The Blessing of Music

The Blessing of Music

While I spend the majority of my time editing or revising books, I still do some article writing for a couple denominations.

They included a recent, heartwarming story about Overbook Assembly of God of  Philadelphia, whose members were well-suited for the challenges of this year’s pandemic.

Music is a blessingThat’s because they trained for disaster by organizing considerable personal assistance during the Ebola crisis that struck western Africa in 2014-15.

The approximately 200 members of the church are 90 percent African immigrants, with 70 percent of them coming from Liberia.

Melissa Annan, who now serves as the choir director, came to Philly in 2014 for what she thought would be a month-long visit.

She is still here. When it came time to return, all flights into Liberia had been canceled.

A daily newspaper editor in her homeland, she found herself with no job, no food, and no home—until the church stepped in.

After learning of her predicament, the congregation supplied her with food and transportation, and paid her fees so she could enroll in a certified nursing assistant’s course. It offered similar help to many others.

Today, Melissa is working at a nurse home, helping elderly residents with their feeding, bathing, and exercise.

“What the church did for me was why I got to where I am,” she said. “I gave praise for the church. The pastor taught me to fish instead of giving me fish every time. That stays with you for the rest of your life.”

Healing Music

As remarkable as that was, something she said near the end of our interview made a profound impression, even though I didn’t have space in the story to mention it.

She talked about how good it felt to be the choir director after the church helped her. Especially since the numbers have grown since from around 20 to 35 since she took over in 2016.
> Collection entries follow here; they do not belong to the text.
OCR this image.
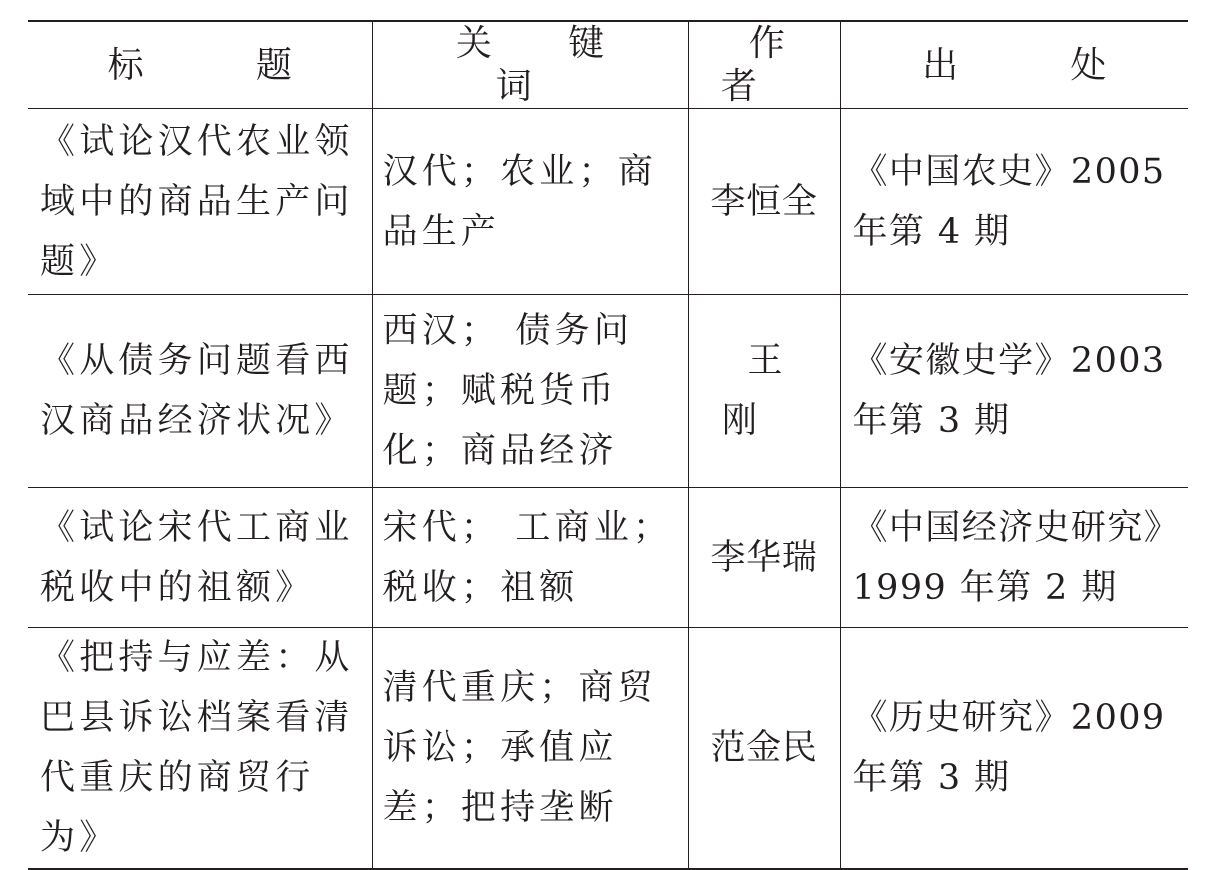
标 题	关 键 词	作 者	出 处
《试论汉代农业领域中的商品生产问题》	汉代；农业；商品生产	李恒全	《中国农史》2005 年第 4 期
《从债务问题看西汉商品经济状况》	西汉； 债务问题；赋税货币化；商品经济	王 刚	《安徽史学》2003 年第 3 期
《试论宋代工商业税收中的祖额》	宋代； 工商业；税收；祖额	李华瑞	《中国经济史研究》1999 年第 2 期
《把持与应差：从巴县诉讼档案看清代重庆的商贸行为》	清代重庆；商贸诉讼；承值应差；把持垄断	范金民	《历史研究》2009 年第 3 期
The talented choir, which has recorded audios and videos, receives numerous invitations to sing in their area in white and black churches alike.
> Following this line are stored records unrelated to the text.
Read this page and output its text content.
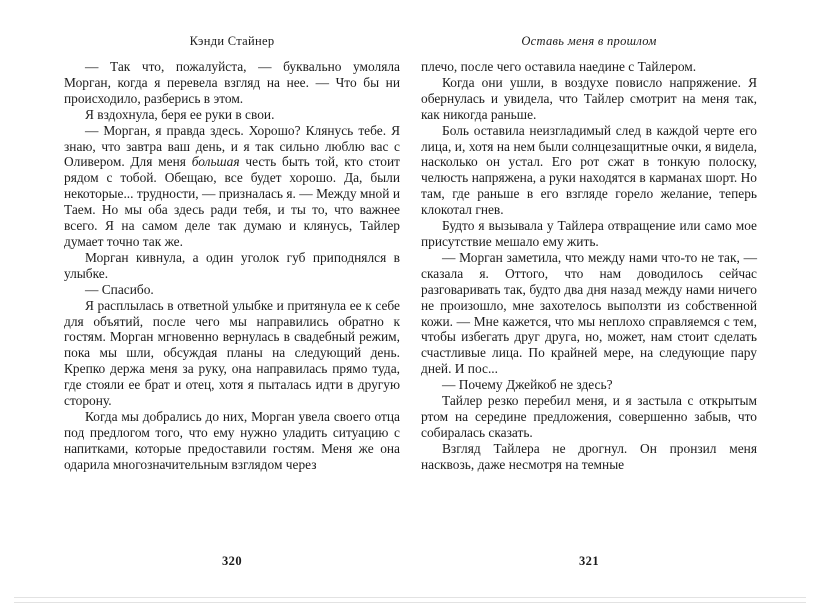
Кэнди Стайнер

— Так что, пожалуйста, — буквально умоляла Морган, когда я перевела взгляд на нее. — Что бы ни происходило, разберись в этом.

Я вздохнула, беря ее руки в свои.

— Морган, я правда здесь. Хорошо? Клянусь тебе. Я знаю, что завтра ваш день, и я так сильно люблю вас с Оливером. Для меня большая честь быть той, кто стоит рядом с тобой. Обещаю, все будет хорошо. Да, были некоторые... трудности, — призналась я. — Между мной и Таем. Но мы оба здесь ради тебя, и ты то, что важнее всего. Я на самом деле так думаю и клянусь, Тайлер думает точно так же.

Морган кивнула, а один уголок губ приподнялся в улыбке.

— Спасибо.

Я расплылась в ответной улыбке и притянула ее к себе для объятий, после чего мы направились обратно к гостям. Морган мгновенно вернулась в свадебный режим, пока мы шли, обсуждая планы на следующий день. Крепко держа меня за руку, она направилась прямо туда, где стояли ее брат и отец, хотя я пыталась идти в другую сторону.

Когда мы добрались до них, Морган увела своего отца под предлогом того, что ему нужно уладить ситуацию с напитками, которые предоставили гостям. Меня же она одарила многозначительным взглядом через

320
Оставь меня в прошлом

плечо, после чего оставила наедине с Тайлером.

Когда они ушли, в воздухе повисло напряжение. Я обернулась и увидела, что Тайлер смотрит на меня так, как никогда раньше.

Боль оставила неизгладимый след в каждой черте его лица, и, хотя на нем были солнцезащитные очки, я видела, насколько он устал. Его рот сжат в тонкую полоску, челюсть напряжена, а руки находятся в карманах шорт. Но там, где раньше в его взгляде горело желание, теперь клокотал гнев.

Будто я вызывала у Тайлера отвращение или само мое присутствие мешало ему жить.

— Морган заметила, что между нами что-то не так, — сказала я. Оттого, что нам доводилось сейчас разговаривать так, будто два дня назад между нами ничего не произошло, мне захотелось выползти из собственной кожи. — Мне кажется, что мы неплохо справляемся с тем, чтобы избегать друг друга, но, может, нам стоит сделать счастливые лица. По крайней мере, на следующие пару дней. И пос...

— Почему Джейкоб не здесь?

Тайлер резко перебил меня, и я застыла с открытым ртом на середине предложения, совершенно забыв, что собиралась сказать.

Взгляд Тайлера не дрогнул. Он пронзил меня насквозь, даже несмотря на темные

321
“We are working for God,” Melissa said. “He has given us our gift. Music is food for the soul. When a person is feeling bad, they can get healed (through music). So we sing as much as we can.”

The Blessing

Somehow, I don’t think it was a coincidence that the same day I did this this interview, I noticed a link posted on a friend’s Facebook page.

Curious about the “Hawaii Blessing,” I clicked and heard one of the most beautiful songs I had ever heard. Ever.



Poking around online, I discovered Hawaii was only the latest group to record a version of the song, written by Pastor Steven Furtick and three others at Elevation Church in Charlotte, North Carolina.

On Easter, 30 churches in Pittsburgh made the Pittsburgh Blessing. In early May, a group in the United Kingdom. In late May, the Foursquare Church aired it as part of its online annual meeting.

Watch any of these videos and you will notice a picture of the body of Christ, as pictured in Revelation 7:9: every tribe, nation, people, and tongues. All singing in heaven to the glory of God.

Ironically, these multicultural, multiracial, multiethnic groups were able to come together through technology, at a time when in-person services were largely prohibited.

So, at a time when fear is rampant and society threatens to fracture into pieces, God uses a pandemic to bring us together. A remarkable development, even if it you won’t hear about it on the evening news.